Près d’un an après le lancement du plan hydrogène par le gouvernement, entreprises et régions se mobilisent enfin pour exploiter l’énorme potentiel de la filière.
En pleine concertation publique sur la PPE (Programmation pluriannuelle de l’énergie), l’information était presque passée inaperçue. Le 1er juin 2018, Nicolas Hulot avait annoncé un plan de développement de la filière hydrogène, prévoyant une enveloppe de 100 millions d’euros débloquée dès 2019. Une goutte d’eau, certes, par rapport aux 7 à 8 milliards d’euros d’investissements annuels promis par Emmanuel Macron pour favoriser l’essor des énergies renouvelables ces dix prochaines années. Mais dix mois après le lancement du plan hydrogène par l’ex-ministre de la Transition écologique et solidaire, les acteurs de la filière semblent enfin s’être réveillés. Le 25 mars, on apprenait la création d’un groupe d’études sur l’hydrogène à l’Assemblée nationale, à l’initiative du député LREM Michel Delpon. « L’hydrogène, c’est l’énergie propre par excellence. Mon ambition, c’est qu’elle devienne l’énergie du futur en France », déclarait l’élu de Dordogne, qui entend auditionner prochainement les entreprises du secteur. Hasard ou non du calendrier, les régions de France et les industriels de la filière hydrogène demandaient, une semaine plus tard, la concrétisation et la pérennisation du plan gouvernemental dans une lettre adressée au Premier ministre Édouard Philippe, le 2 avril. « Forte d’une recherche de haut niveau et d’acteurs industriels présents sur toute la chaîne de valeur, la France a tous les atouts pour prendre sa place dans la compétition mondiale, affirme la missive. […] L’État doit se donner toutes les chances de bâtir une filière hydrogène verte et compétitive. Il en va de notre volonté collective de suivre une trajectoire compatible avec les objectifs impérieux de l’Accord de Paris. »

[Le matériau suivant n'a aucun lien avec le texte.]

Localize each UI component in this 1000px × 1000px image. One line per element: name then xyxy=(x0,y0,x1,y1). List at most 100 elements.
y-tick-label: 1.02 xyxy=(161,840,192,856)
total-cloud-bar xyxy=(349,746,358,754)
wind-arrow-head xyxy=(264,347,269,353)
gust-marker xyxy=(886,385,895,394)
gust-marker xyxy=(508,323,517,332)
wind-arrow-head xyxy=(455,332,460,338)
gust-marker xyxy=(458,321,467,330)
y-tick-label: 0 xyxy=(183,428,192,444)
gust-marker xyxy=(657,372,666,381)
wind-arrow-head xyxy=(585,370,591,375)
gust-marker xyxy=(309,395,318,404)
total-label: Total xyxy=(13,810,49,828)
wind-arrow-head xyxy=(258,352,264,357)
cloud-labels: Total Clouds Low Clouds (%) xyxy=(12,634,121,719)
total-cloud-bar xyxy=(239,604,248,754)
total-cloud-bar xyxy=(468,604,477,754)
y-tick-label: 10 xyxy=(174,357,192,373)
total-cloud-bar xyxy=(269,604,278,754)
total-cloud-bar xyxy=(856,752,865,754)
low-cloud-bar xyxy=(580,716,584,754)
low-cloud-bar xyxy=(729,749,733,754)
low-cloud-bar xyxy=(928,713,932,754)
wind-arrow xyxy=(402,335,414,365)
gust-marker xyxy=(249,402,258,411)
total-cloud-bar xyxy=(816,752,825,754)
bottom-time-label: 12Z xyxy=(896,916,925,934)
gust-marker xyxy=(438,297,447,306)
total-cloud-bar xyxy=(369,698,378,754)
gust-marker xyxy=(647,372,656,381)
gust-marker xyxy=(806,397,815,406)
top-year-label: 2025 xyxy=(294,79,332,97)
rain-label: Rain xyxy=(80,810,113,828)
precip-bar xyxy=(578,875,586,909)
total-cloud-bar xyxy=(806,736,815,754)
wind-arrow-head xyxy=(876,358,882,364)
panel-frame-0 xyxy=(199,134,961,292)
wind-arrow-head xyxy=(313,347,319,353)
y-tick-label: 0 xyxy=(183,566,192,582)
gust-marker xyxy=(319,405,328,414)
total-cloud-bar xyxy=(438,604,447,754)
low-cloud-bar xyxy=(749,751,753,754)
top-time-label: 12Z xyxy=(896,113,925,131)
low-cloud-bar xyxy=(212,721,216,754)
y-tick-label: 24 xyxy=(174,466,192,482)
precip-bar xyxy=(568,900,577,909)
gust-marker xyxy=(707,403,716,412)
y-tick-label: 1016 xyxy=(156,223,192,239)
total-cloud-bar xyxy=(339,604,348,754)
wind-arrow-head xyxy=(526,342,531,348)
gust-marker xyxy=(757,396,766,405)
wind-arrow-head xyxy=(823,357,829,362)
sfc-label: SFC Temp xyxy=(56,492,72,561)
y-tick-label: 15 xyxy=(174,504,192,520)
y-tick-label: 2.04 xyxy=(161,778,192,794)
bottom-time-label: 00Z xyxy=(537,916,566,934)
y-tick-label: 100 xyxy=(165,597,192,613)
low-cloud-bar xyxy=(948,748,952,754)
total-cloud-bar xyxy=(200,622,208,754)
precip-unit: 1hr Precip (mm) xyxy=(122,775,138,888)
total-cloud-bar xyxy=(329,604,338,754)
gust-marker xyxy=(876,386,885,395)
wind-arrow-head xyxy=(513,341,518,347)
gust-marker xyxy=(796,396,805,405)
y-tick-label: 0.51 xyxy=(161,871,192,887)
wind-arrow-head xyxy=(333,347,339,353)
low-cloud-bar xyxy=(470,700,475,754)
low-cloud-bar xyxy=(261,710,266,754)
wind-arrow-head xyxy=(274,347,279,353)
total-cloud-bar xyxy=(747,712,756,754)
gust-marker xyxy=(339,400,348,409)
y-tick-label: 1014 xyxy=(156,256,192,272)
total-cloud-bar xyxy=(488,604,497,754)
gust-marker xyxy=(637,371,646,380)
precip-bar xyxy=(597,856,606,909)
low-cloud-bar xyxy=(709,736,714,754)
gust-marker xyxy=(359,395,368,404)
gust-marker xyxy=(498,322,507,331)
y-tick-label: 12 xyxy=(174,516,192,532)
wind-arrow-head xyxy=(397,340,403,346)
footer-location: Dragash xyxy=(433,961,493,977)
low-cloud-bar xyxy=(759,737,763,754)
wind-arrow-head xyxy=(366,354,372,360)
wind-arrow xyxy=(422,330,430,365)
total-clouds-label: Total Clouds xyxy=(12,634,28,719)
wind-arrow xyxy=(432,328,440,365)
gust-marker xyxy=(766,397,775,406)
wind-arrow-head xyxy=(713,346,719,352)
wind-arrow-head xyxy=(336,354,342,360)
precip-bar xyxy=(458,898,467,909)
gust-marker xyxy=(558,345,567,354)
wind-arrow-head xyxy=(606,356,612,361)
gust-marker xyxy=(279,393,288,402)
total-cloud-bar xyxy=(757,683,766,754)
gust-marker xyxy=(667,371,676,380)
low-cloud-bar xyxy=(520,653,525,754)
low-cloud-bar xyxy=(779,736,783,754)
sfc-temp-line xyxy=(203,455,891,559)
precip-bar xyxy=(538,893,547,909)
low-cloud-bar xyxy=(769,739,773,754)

Le même jour, un acteur majeur de l’énergie française dévoilait justement ses projets concrets dans le domaine de l’hydrogène. À l’occasion de la Foire internationale d’Hanovre, EDF annonçait la création de sa filiale Hynamics afin de proposer une offre d’hydrogène bas carbone performante pour l’industrie et la mobilité. Le groupe cible en effet les entreprises qui utilisent l’hydrogène comme matière première dans la raffinerie, la verrerie, l’agro-alimentaire ou encore la chimie. Il vise également les véhicules électriques lourds comme les trains, bus et bennes à ordures, mais aussi les utilitaires et les moyens de transports fluviaux. Hynamics a ainsi identifié une quarantaine de projets à développer en France, en Belgique, en Allemagne et au Royaume-Uni. Seule condition : produire de l’hydrogène par électrolyse de l’eau à partir d’électricité issue du nucléaire ou de l’hydraulique, et ce afin de limiter les émissions carbone. « La production d’hydrogène sans émissions de CO2 est un facteur-clé de la transition écologique, explique Cédric Lewandowski, Directeur Exécutif du Groupe EDF Stratégie, Innovation et Responsabilité d’Entreprise. En se dotant d’un nouveau métier, le groupe valorise les compétences, l’expertise et la capacité d’innovation de ses salariés au service de nos clients. Avec l’ensemble des acteurs, EDF souhaite contribuer à la filière hydrogène française et européenne dans un marché mondial qui constitue une formidable opportunité en termes de croissance et d’emplois. » L’offre d’Hynamics se veut en effet « multi-usages et performante économiquement », selon sa directrice générale Christelle Rouillé, à l’image des caractéristiques et perspectives de la filière hydrogène.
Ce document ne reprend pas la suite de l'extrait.